The Court of Appeal yesterday handed down judgment in the case of Griffiths v TUI (UK) Limited [2021] EWCA Civ 1442 (CA), in what stands to be an important decision for defendants.
THE JUDGMENT
Allowing the appeal by majority, the Court of Appeal essentially
held that there is no rule that a court is bound to accept
uncontroverted expert evidence which complies with CPR PD 35 and
therefore the Judge "was entitled to conclude that
Professor Pennington's evidence was insufficient to satisfy the
burden of proof on Mr Griffith in relation to causation for the
cogent reasons she gave. It is not for this court to interfere, nor
was the Judge right to do so." [78]. A link to the
judgment can be found here.
The Court considered both previous decisions from first instance
and appeal. At first instance, the Judge concluded that the
microbiology evidence provided in support of the claim did not
sufficiently show that Mr Griffiths' illness was caused by
contaminated food or drink supplied by the hotel and did not
satisfy the requirements set out in Wood v Tui. Mr
Griffiths succeeded on appeal, with the Judge considering that the
microbiology evidence was "uncontroverted".
Lady Justice Asplin noted in her decision that "There
is no rule that an expert's report which is uncontroverted and
which complies with CPR PD 35 cannot be impugned in submissions and
ultimately rejected by the judge. It all depends upon all of the
circumstances of the case, the nature of the report itself and the
purpose for which it is being used in the claim." [40].

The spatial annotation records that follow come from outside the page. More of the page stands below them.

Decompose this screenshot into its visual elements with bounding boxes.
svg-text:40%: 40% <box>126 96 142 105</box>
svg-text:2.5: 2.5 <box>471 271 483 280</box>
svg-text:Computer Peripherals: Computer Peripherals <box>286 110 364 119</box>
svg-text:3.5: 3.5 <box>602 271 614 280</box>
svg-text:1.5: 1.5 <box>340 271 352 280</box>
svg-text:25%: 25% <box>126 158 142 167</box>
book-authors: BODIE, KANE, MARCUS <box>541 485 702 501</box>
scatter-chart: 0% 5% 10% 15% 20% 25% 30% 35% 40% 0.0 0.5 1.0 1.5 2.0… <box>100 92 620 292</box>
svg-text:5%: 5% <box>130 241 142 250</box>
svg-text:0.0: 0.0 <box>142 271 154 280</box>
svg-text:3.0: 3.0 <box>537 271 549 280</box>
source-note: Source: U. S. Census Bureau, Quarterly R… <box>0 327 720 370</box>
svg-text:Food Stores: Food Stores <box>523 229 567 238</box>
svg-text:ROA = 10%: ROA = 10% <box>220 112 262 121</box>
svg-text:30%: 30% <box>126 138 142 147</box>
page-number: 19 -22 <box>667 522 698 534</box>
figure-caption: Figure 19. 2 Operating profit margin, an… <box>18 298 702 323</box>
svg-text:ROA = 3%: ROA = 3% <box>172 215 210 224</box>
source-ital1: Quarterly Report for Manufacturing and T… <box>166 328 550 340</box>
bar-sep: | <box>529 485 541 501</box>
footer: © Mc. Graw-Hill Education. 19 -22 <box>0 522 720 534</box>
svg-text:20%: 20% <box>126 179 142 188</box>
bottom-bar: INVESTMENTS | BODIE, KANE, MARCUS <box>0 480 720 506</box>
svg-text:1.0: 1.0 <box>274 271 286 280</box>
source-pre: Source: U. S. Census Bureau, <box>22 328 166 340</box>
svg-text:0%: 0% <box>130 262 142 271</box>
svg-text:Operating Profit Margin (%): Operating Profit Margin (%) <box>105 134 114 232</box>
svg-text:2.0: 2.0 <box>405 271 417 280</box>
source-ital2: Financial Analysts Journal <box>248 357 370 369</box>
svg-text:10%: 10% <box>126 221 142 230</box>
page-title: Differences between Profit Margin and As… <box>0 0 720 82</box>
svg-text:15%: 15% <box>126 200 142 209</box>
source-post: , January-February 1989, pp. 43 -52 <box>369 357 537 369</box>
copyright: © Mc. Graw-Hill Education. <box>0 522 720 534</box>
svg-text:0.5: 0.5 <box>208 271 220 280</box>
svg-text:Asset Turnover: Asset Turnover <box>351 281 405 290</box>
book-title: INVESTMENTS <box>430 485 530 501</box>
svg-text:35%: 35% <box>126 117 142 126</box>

Asplin LJ went on to state that in her judgment, Judge Truman at
first instance did not decide that the report was 'wrong'
in the sense of rejecting his conclusions but that it was simply
insufficient to prove causation [51] and that the authorities
quoted referred mainly to credibility issues of the medical expert,
which were again not in issue.
In support, Lord Justice Nugee, agreed that the appeal should be
allowed and stated that "I see nothing in the authorities
that suggests that that obligation to assess the evidence falls
away if it is "uncontroverted"; uncontroverted evidence
still has to be assessed to see what assistance can be derived from
it, viewed in the context of the circumstances of the case as a
whole. Uncontroverted evidence may be compelling, but it may not
be: it may be inherently weak or unhelpful or of little weight for
other reasons". [81].
FACTUAL BACKGROUND
Mr Griffiths became unwell whilst on an all-inclusive holiday in Turkey in August 2014, that had been booked with Tui. He was admitted to hospital and diagnosed with acute gastroenteritis with a stool sample testing positive for parasitic and viral pathogens.
WHAT DOES THIS MEAN NOW?
This is a positive outcome for defendants confirming that there will no longer be a requirement to "controvert" a claimant's evidence, and it will once again be open to them to challenge an expert's report at trial, without obtaining its own evidence.
The Court of Appeal refused permission for Mr Griffiths to appeal to the Supreme Court. However, given the dissenting comments of Lord Justice Bean's stating that, "In my view Mr Griffiths did not have a fair trial of his claim. The courts should not allow litigation by ambush. I would therefore have dismissed TUI's appeal." [99], this should be taken with a note of caution and may result in permission still being granted hereafter.